Major health care systems around the country are reporting significant declines — as much as 60% in some cases — in patients seeking both routine and emergency care during the COVID-19 pandemic. Some patients don’t want to go to the emergency room or see their doctor out of fear of contracting the disease, while many others are putting off medical care because they’ve lost their health insurance along with their jobs.
Doctors are worried about what the New England Journal of Medicine called “the untold toll” of the pandemic – non-COVID patients who neglect symptoms that need attention, or who are neglected by health care systems that are rapidly reconfiguring to handle waves of COVID-19 patients. Diverting resources to cope with the surge of infected patients made sense in the initial months of the pandemic, which has killed more than 176,000 Americans so far this year. But as the pandemic lingers, health care systems both large and small must find better ways to manage care for all patients.
Wharton operations, information and decisions professor Hummy Song has co-authored an opinion piece published in Harvard Business Review that offers a four-point strategy for tackling this problem through the lens of operations management. Her fellow authors are S. Ryan Greysen, Scott D. Halpern and Rachel Kohn, all physicians and professors at the Perelman School of Medicine at Penn, and Ghideon Ezaz, a physician and professor at the Icahn School of Medicine at Mount Sinai, New York.
“It is critical that we not only focus on the acute care of COVID-19 patients, but that we also proactively manage patients without COVID-19, particularly those with time-sensitive and medically complex conditions who are postponing their care. This is important not only to sustain health and life, but to preserve future hospital capacity,” the professors wrote in their piece.
They recognize that the recommendations are challenging to implement, but they also believe that doing so now will help health care providers “be better prepared for future waves” in this pandemic.
The four strategies the authors outline in their HBR op-ed are:
1. Proactively manage non-COVID patients who have high-risk conditions.

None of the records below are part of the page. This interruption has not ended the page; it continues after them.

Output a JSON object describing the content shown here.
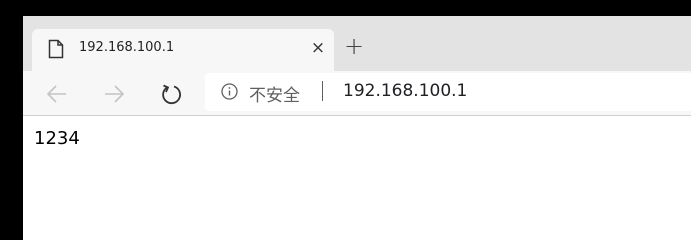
{
  "tab": {
    "title": "192.168.100.1",
    "icon": "page-icon",
    "close_label": "×"
  },
  "new_tab_label": "+",
  "toolbar": {
    "back_icon": "back-arrow-icon",
    "forward_icon": "forward-arrow-icon",
    "reload_icon": "reload-icon"
  },
  "address_bar": {
    "security_icon": "info-icon",
    "security_text": "不安全",
    "url": "192.168.100.1"
  },
  "page": {
    "text": "1234"
  },
  "colors": {
    "outer_background": "#000000",
    "tabstrip": "#e3e3e3",
    "toolbar": "#f7f7f7",
    "nav_disabled": "#c4c4c4",
    "nav_enabled": "#333333"
  }
}
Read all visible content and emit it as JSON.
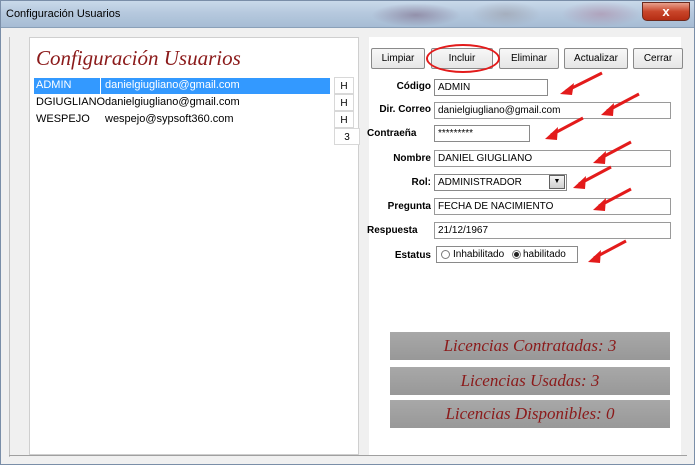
{
  "window": {
    "title": "Configuración Usuarios",
    "close_label": "x"
  },
  "form": {
    "heading": "Configuración Usuarios"
  },
  "users": [
    {
      "code": "ADMIN",
      "email": "danielgiugliano@gmail.com",
      "flag": "H",
      "selected": true
    },
    {
      "code": "DGIUGLIANO",
      "email": "danielgiugliano@gmail.com",
      "flag": "H",
      "selected": false
    },
    {
      "code": "WESPEJO",
      "email": "wespejo@sypsoft360.com",
      "flag": "H",
      "selected": false
    }
  ],
  "user_count": "3",
  "toolbar": {
    "limpiar": "Limpiar",
    "incluir": "Incluir",
    "eliminar": "Eliminar",
    "actualizar": "Actualizar",
    "cerrar": "Cerrar"
  },
  "fields": {
    "codigo": {
      "label": "Código",
      "value": "ADMIN"
    },
    "correo": {
      "label": "Dir. Correo",
      "value": "danielgiugliano@gmail.com"
    },
    "contrasena": {
      "label": "Contraeña",
      "value": "*********"
    },
    "nombre": {
      "label": "Nombre",
      "value": "DANIEL GIUGLIANO"
    },
    "rol": {
      "label": "Rol:",
      "value": "ADMINISTRADOR"
    },
    "pregunta": {
      "label": "Pregunta",
      "value": "FECHA DE NACIMIENTO"
    },
    "respuesta": {
      "label": "Respuesta",
      "value": "21/12/1967"
    },
    "estatus": {
      "label": "Estatus",
      "option_inhabilitado": "Inhabilitado",
      "option_habilitado": "habilitado",
      "selected": "habilitado"
    }
  },
  "licencias": {
    "contratadas": "Licencias Contratadas: 3",
    "usadas": "Licencias Usadas: 3",
    "disponibles": "Licencias Disponibles: 0"
  },
  "colors": {
    "selection": "#3399ff",
    "heading": "#8b1a1a",
    "annotation": "#e31b1b",
    "license_bar": "#a0a0a0"
  },
  "icons": {
    "combo": "chevron-down-icon",
    "annotation": "red-arrow-icon"
  }
}
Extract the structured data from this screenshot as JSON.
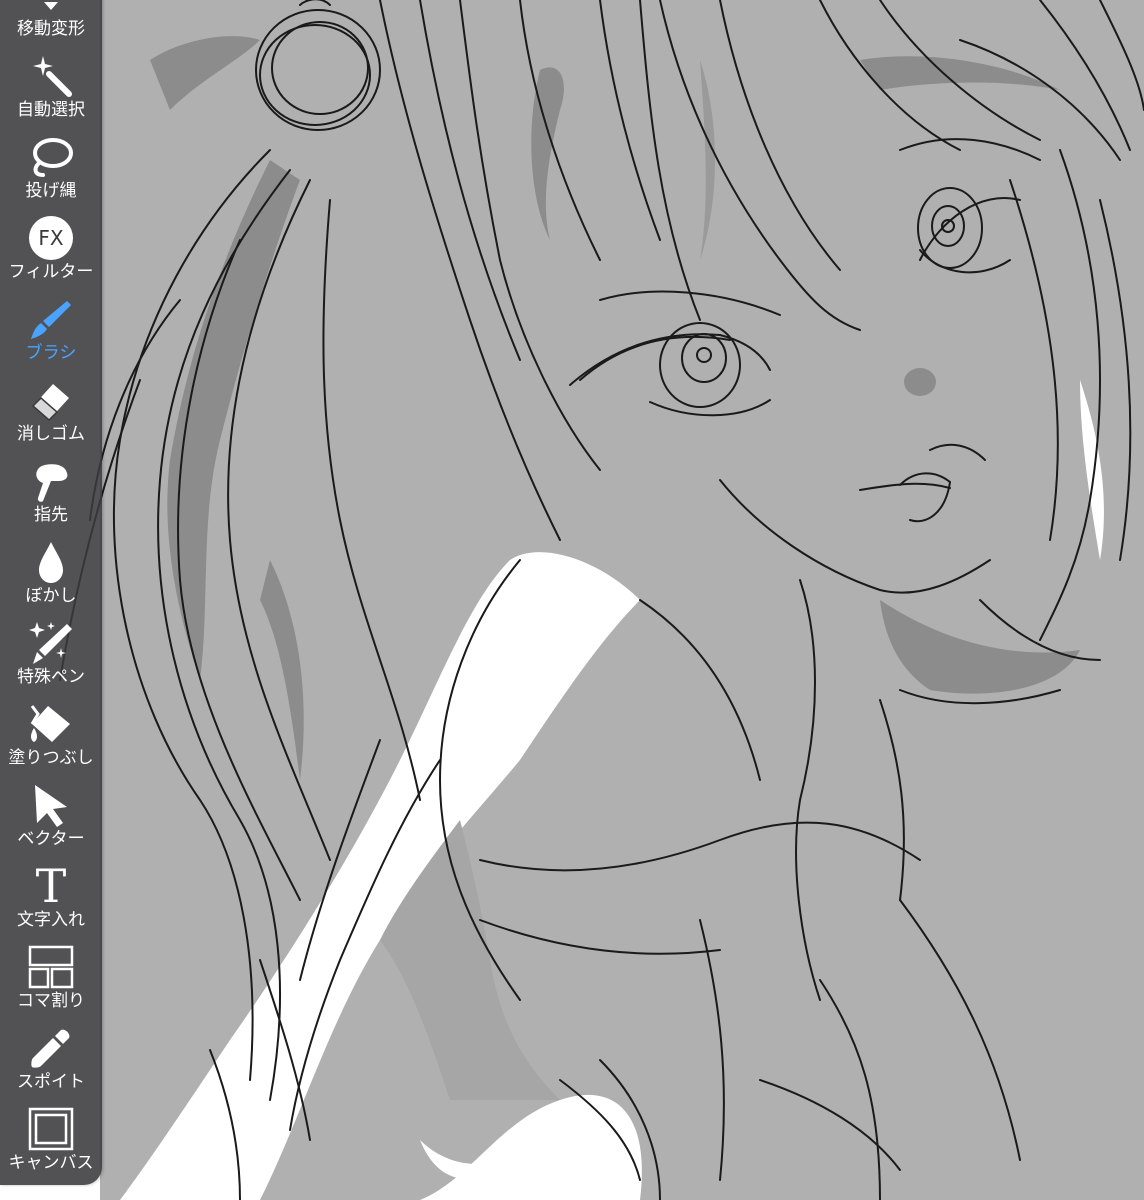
{
  "toolbar": {
    "tools": [
      {
        "label": "移動変形",
        "icon": "move-transform-icon",
        "active": false
      },
      {
        "label": "自動選択",
        "icon": "magic-wand-icon",
        "active": false
      },
      {
        "label": "投げ縄",
        "icon": "lasso-icon",
        "active": false
      },
      {
        "label": "フィルター",
        "icon": "fx-filter-icon",
        "icon_text": "FX",
        "active": false
      },
      {
        "label": "ブラシ",
        "icon": "brush-icon",
        "active": true
      },
      {
        "label": "消しゴム",
        "icon": "eraser-icon",
        "active": false
      },
      {
        "label": "指先",
        "icon": "finger-smudge-icon",
        "active": false
      },
      {
        "label": "ぼかし",
        "icon": "blur-drop-icon",
        "active": false
      },
      {
        "label": "特殊ペン",
        "icon": "special-pen-icon",
        "active": false
      },
      {
        "label": "塗りつぶし",
        "icon": "fill-bucket-icon",
        "active": false
      },
      {
        "label": "ベクター",
        "icon": "vector-arrow-icon",
        "active": false
      },
      {
        "label": "文字入れ",
        "icon": "text-icon",
        "icon_text": "T",
        "active": false
      },
      {
        "label": "コマ割り",
        "icon": "frame-divider-icon",
        "active": false
      },
      {
        "label": "スポイト",
        "icon": "eyedropper-icon",
        "active": false
      },
      {
        "label": "キャンバス",
        "icon": "canvas-icon",
        "active": false
      }
    ]
  },
  "colors": {
    "toolbar_bg": "#3a3a3c",
    "label_default": "#ffffff",
    "label_active": "#4aa3ff",
    "canvas_gray": "#b0b0b0",
    "canvas_dark": "#8a8a8a",
    "line": "#1a1a1a"
  }
}
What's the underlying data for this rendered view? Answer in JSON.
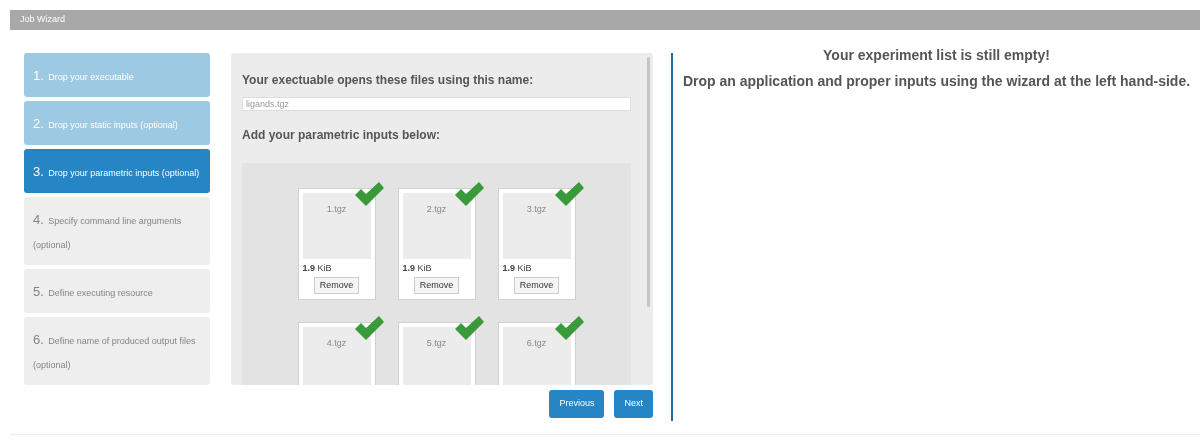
{
  "window": {
    "title": "Job Wizard"
  },
  "steps": [
    {
      "number": "1.",
      "label": "Drop your executable",
      "selected": false,
      "completed": true
    },
    {
      "number": "2.",
      "label": "Drop your static inputs (optional)",
      "selected": false,
      "completed": true
    },
    {
      "number": "3.",
      "label": "Drop your parametric inputs (optional)",
      "selected": true,
      "completed": false
    },
    {
      "number": "4.",
      "label": "Specify command line arguments (optional)",
      "selected": false,
      "completed": false
    },
    {
      "number": "5.",
      "label": "Define executing resource",
      "selected": false,
      "completed": false
    },
    {
      "number": "6.",
      "label": "Define name of produced output files (optional)",
      "selected": false,
      "completed": false
    }
  ],
  "panel": {
    "name_heading": "Your exectuable opens these files using this name:",
    "name_field": {
      "value": "ligands.tgz"
    },
    "inputs_heading": "Add your parametric inputs below:",
    "files": [
      {
        "name": "1.tgz",
        "uploaded": true,
        "size_number": "1.9",
        "size_unit": "KiB",
        "remove": "Remove"
      },
      {
        "name": "2.tgz",
        "uploaded": true,
        "size_number": "1.9",
        "size_unit": "KiB",
        "remove": "Remove"
      },
      {
        "name": "3.tgz",
        "uploaded": true,
        "size_number": "1.9",
        "size_unit": "KiB",
        "remove": "Remove"
      },
      {
        "name": "4.tgz",
        "uploaded": true
      },
      {
        "name": "5.tgz",
        "uploaded": true
      },
      {
        "name": "6.tgz",
        "uploaded": true
      }
    ]
  },
  "buttons": [
    "Previous",
    "Next"
  ],
  "message": [
    "Your experiment list is still empty!",
    "Drop an application and proper inputs using the wizard at the left hand-side."
  ]
}
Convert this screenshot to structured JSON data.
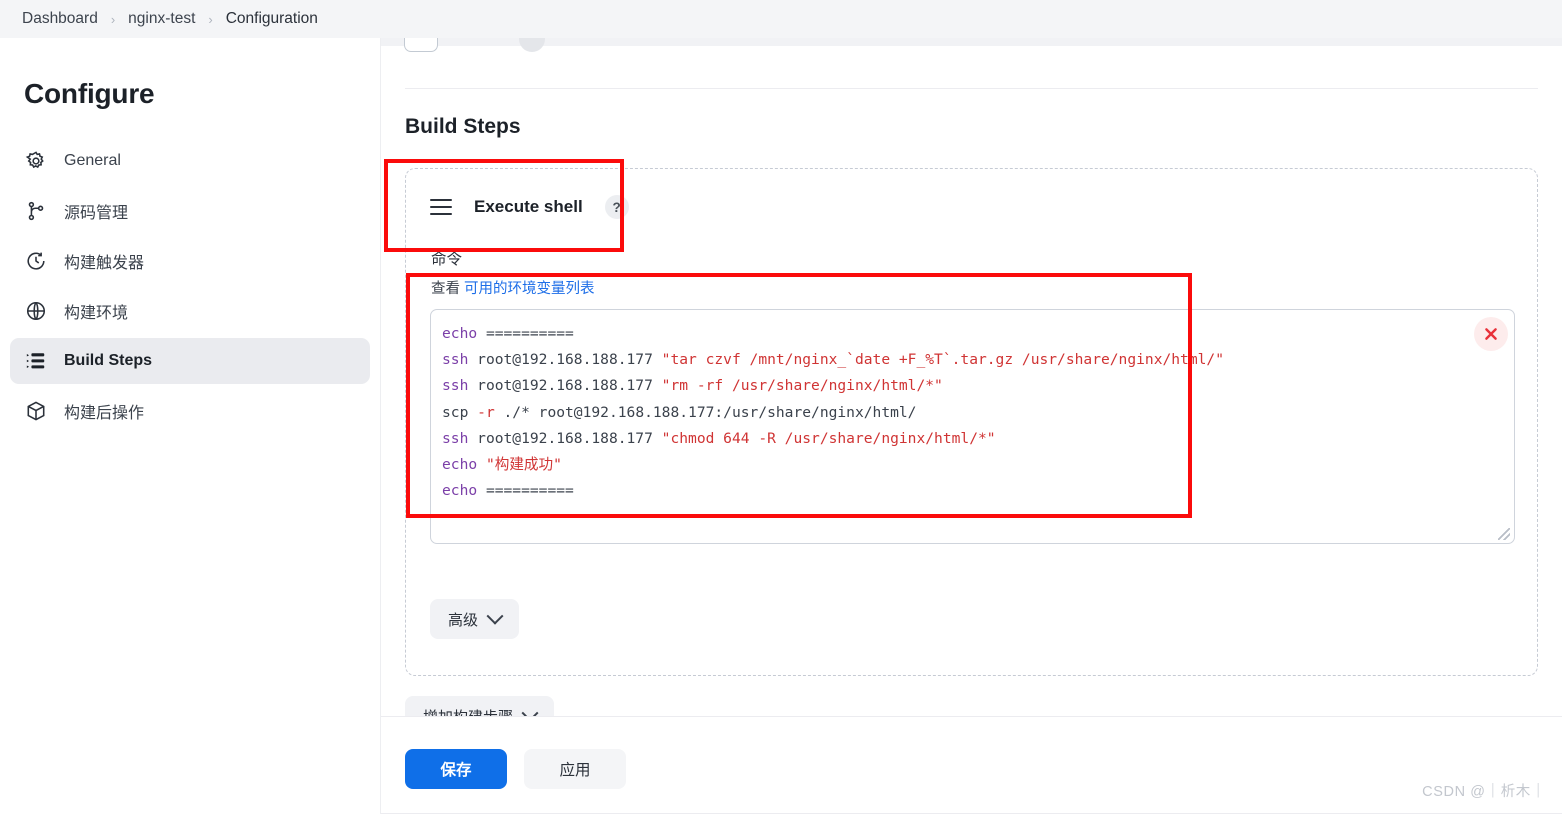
{
  "breadcrumb": {
    "items": [
      "Dashboard",
      "nginx-test",
      "Configuration"
    ],
    "separator": "›"
  },
  "sidebar": {
    "title": "Configure",
    "items": [
      {
        "label": "General",
        "icon": "gear-icon",
        "active": false
      },
      {
        "label": "源码管理",
        "icon": "source-branch-icon",
        "active": false
      },
      {
        "label": "构建触发器",
        "icon": "clock-icon",
        "active": false
      },
      {
        "label": "构建环境",
        "icon": "globe-icon",
        "active": false
      },
      {
        "label": "Build Steps",
        "icon": "list-icon",
        "active": true
      },
      {
        "label": "构建后操作",
        "icon": "package-icon",
        "active": false
      }
    ]
  },
  "main": {
    "section_title": "Build Steps",
    "step": {
      "drag_handle_icon": "hamburger-drag-icon",
      "name": "Execute shell",
      "help_label": "?",
      "delete_icon": "close-icon",
      "field_label": "命令",
      "hint_prefix": "查看 ",
      "hint_link": "可用的环境变量列表",
      "advanced_label": "高级",
      "chevron_icon": "chevron-down-icon"
    },
    "add_step_label": "增加构建步骤",
    "code_lines": [
      [
        {
          "t": "echo ",
          "c": "kw"
        },
        {
          "t": "==========",
          "c": "plain"
        }
      ],
      [
        {
          "t": "ssh ",
          "c": "kw"
        },
        {
          "t": "root@192.168.188.177 ",
          "c": "plain"
        },
        {
          "t": "\"tar czvf /mnt/nginx_`date +F_%T`.tar.gz /usr/share/nginx/html/\"",
          "c": "str"
        }
      ],
      [
        {
          "t": "ssh ",
          "c": "kw"
        },
        {
          "t": "root@192.168.188.177 ",
          "c": "plain"
        },
        {
          "t": "\"rm -rf /usr/share/nginx/html/*\"",
          "c": "str"
        }
      ],
      [
        {
          "t": "scp ",
          "c": "plain"
        },
        {
          "t": "-r",
          "c": "flag"
        },
        {
          "t": " ./* root@192.168.188.177:/usr/share/nginx/html/",
          "c": "plain"
        }
      ],
      [
        {
          "t": "ssh ",
          "c": "kw"
        },
        {
          "t": "root@192.168.188.177 ",
          "c": "plain"
        },
        {
          "t": "\"chmod 644 -R /usr/share/nginx/html/*\"",
          "c": "str"
        }
      ],
      [
        {
          "t": "echo ",
          "c": "kw"
        },
        {
          "t": "\"构建成功\"",
          "c": "str"
        }
      ],
      [
        {
          "t": "echo ",
          "c": "kw"
        },
        {
          "t": "==========",
          "c": "plain"
        }
      ]
    ]
  },
  "footer": {
    "save_label": "保存",
    "apply_label": "应用"
  },
  "watermark": "CSDN @｜析木｜",
  "colors": {
    "accent": "#0f6fe8",
    "link": "#1d6ee8",
    "annotation": "#fb0b0b",
    "code_keyword": "#7b3fa8",
    "code_string": "#d03434",
    "active_nav_bg": "#eaebef"
  }
}
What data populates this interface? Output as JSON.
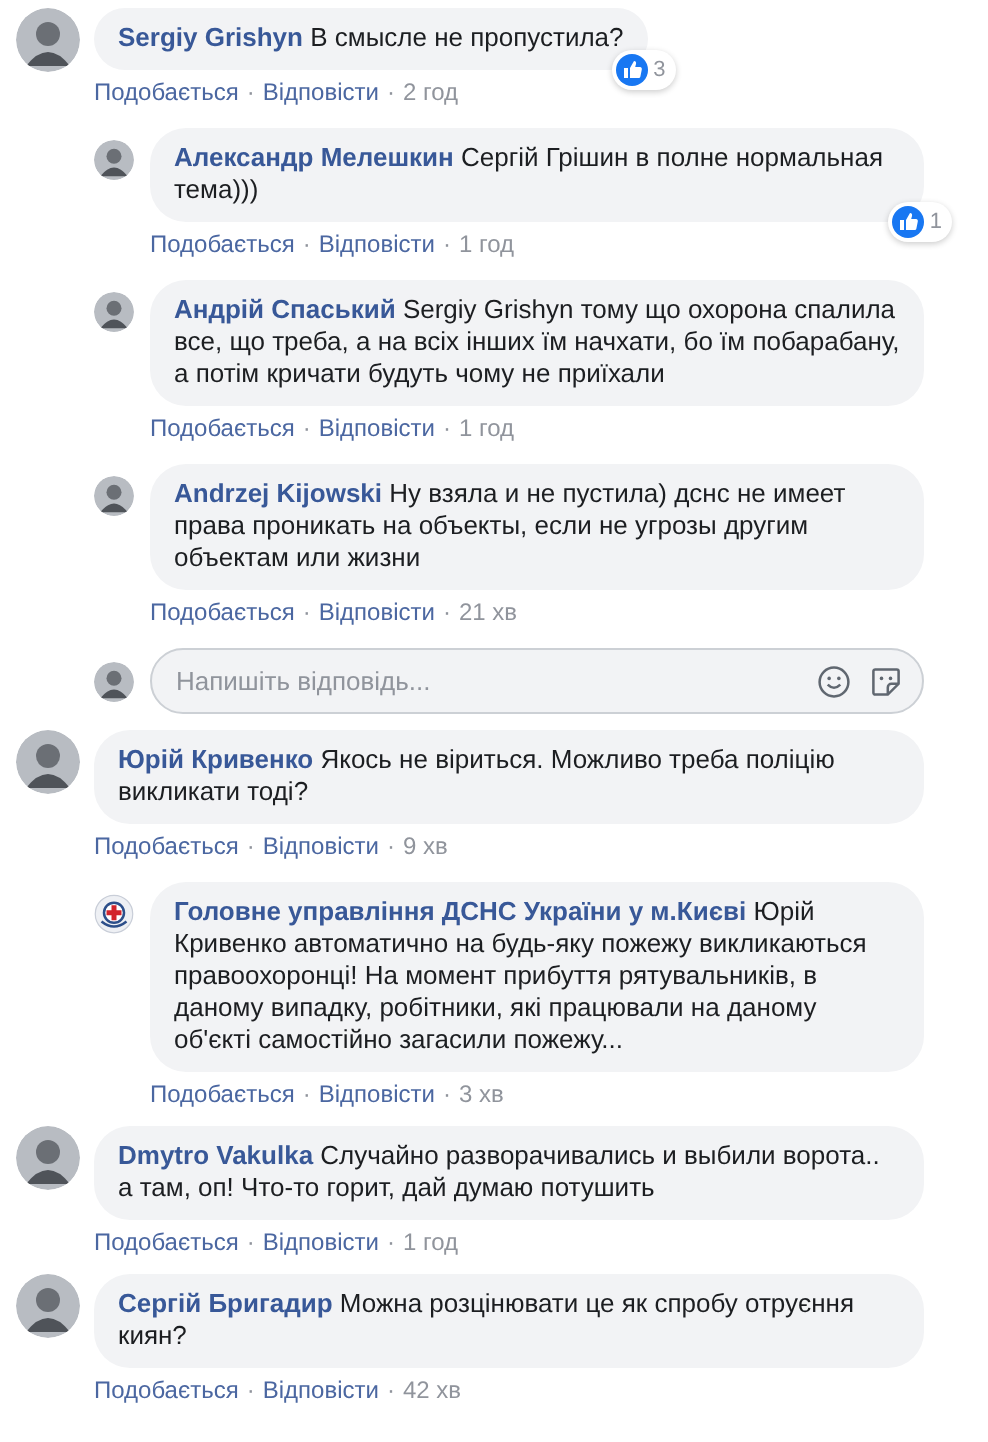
{
  "separator": "·",
  "comments": [
    {
      "author": "Sergiy Grishyn",
      "text": "В смысле не пропустила?",
      "avatar": {
        "kind": "photo"
      },
      "reactions": "3",
      "like": "Подобається",
      "reply": "Відповісти",
      "time": "2 год",
      "children": [
        {
          "author": "Александр Мелешкин",
          "text": "Сергій Грішин в полне нормальная тема)))",
          "avatar": {
            "kind": "photo"
          },
          "reactions": "1",
          "like": "Подобається",
          "reply": "Відповісти",
          "time": "1 год"
        },
        {
          "author": "Андрій Спаський",
          "text": "Sergiy Grishyn тому що охорона спалила все, що треба, а на всіх інших їм начхати, бо їм побарабану, а потім кричати будуть чому не приїхали",
          "avatar": {
            "kind": "photo"
          },
          "like": "Подобається",
          "reply": "Відповісти",
          "time": "1 год"
        },
        {
          "author": "Andrzej Kijowski",
          "text": "Ну взяла и не пустила) дснс не имеет права проникать на объекты, если не угрозы другим объектам или жизни",
          "avatar": {
            "kind": "photo"
          },
          "like": "Подобається",
          "reply": "Відповісти",
          "time": "21 хв"
        }
      ],
      "reply_box": {
        "placeholder": "Напишіть відповідь..."
      }
    },
    {
      "author": "Юрій Кривенко",
      "text": "Якось не віриться. Можливо треба поліцію викликати тоді?",
      "avatar": {
        "kind": "photo"
      },
      "like": "Подобається",
      "reply": "Відповісти",
      "time": "9 хв",
      "children": [
        {
          "author": "Головне управління ДСНС України у м.Києві",
          "text": "Юрій Кривенко автоматично на будь-яку пожежу викликаються правоохоронці! На момент прибуття рятувальників, в даному випадку, робітники, які працювали на даному об'єкті самостійно загасили пожежу...",
          "avatar": {
            "kind": "logo"
          },
          "like": "Подобається",
          "reply": "Відповісти",
          "time": "3 хв"
        }
      ]
    },
    {
      "author": "Dmytro Vakulka",
      "text": "Случайно разворачивались и выбили ворота.. а там, оп! Что-то горит, дай думаю потушить",
      "avatar": {
        "kind": "photo"
      },
      "like": "Подобається",
      "reply": "Відповісти",
      "time": "1 год"
    },
    {
      "author": "Сергій Бригадир",
      "text": "Можна розцінювати це як спробу отруєння киян?",
      "avatar": {
        "kind": "photo"
      },
      "like": "Подобається",
      "reply": "Відповісти",
      "time": "42 хв"
    }
  ]
}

Emergency rooms are the first place to bottleneck during the pandemic because non-COVID patients who avoid regular care eventually wind up at an ER when their symptoms become acute. One way to avoid a bottleneck, which strains resources, is for doctors to take a more active role in helping their patients who have chronic conditions such as uncontrolled diabetes or hypertension. While most doctors have adopted some form of telemedicine during the pandemic, that’s not enough, the professors said. Doctors should seek out their most high-risk patients and initiate contact, perhaps even supplying them with devices that can help them better manage their conditions from home. Follow-up monitoring is important to help keep those patients in a steady stream of care and hopefully avoid a visit to the ER.
“If these were normal times, having only telehealth for high-risk patients is not the most ideal. But when the alternative is very much limited in terms of how many in-person visits we can provide, it’s the next best option we’ve got. There are many things we can do to think creatively, act creatively, to make it high value,” Song said during an interview with the Wharton Business Daily radio show on Sirius XM. (Listen to the podcast at the top of this page.)
2. Use ‘location pooling’ to combine critical non-COVID services across hospitals.
The professors advocate for a logistics strategy known as location-pooling. Simply put, it means all the hospitals in one region should work together to combine non-COVID services, rather than spreading them out. One facility can handle all the cancer patients, for example, while another takes care of all transplant patients. The demand – along with patient flow – is balanced out across the hospitals so that no single facility is gaining or losing all the revenue.
“Implementing this strategy is fraught with challenges as hospitals are currently organized independently and compete with one another for patients and revenue,” the professors wrote. But it has been done before. In Boston, rival hospitals worked together during the first wave of the pandemic.
3. Create cohort wards for COVID-19 patients.
COVID-19 patients with the same underlying conditions can be grouped together in “cohort wards” to more efficiently manage their care. In such a ward, specialized doctors, such as cardiologists, can work together with the doctors who are treating the patient for the virus. While cohort wards may be less efficient to set up, doing so should result in better outcomes for the patients receiving the specialized care.
“It’s really going to be about leveraging the skills of the doctors and the nurses who are used to taking care of the patients with those specific complications and conditions,” Song said. “And it’s just going to be much easier to do that effectively and efficiently when those patients are co-located in the same ward.”
4. Separate patients during post-acute care based on COVID status.
Many patients, regardless of whether they have COVID-19, aren’t ready to go straight home after a hospital stay. That’s when they are transferred to a nursing, rehabilitation or acute-care facility. The professors recommend leaders in the health care space collaborate to establish separate, regional, post-acute care facilities for both non-COVID and COVID patients. Doing so will improve patient flow and avoid bottlenecks while also improving care for both sets of patients. Such a model also reduces the infection risk for recovering non-COVID patients. Rapid and accurate COVID-19 testing is key in this model so that patients can be routed to the proper facility.
“Post-acute care, as we’ve seen over the past several months, is a hugely important part of the health care continuum that we need to keep in mind,” Song said.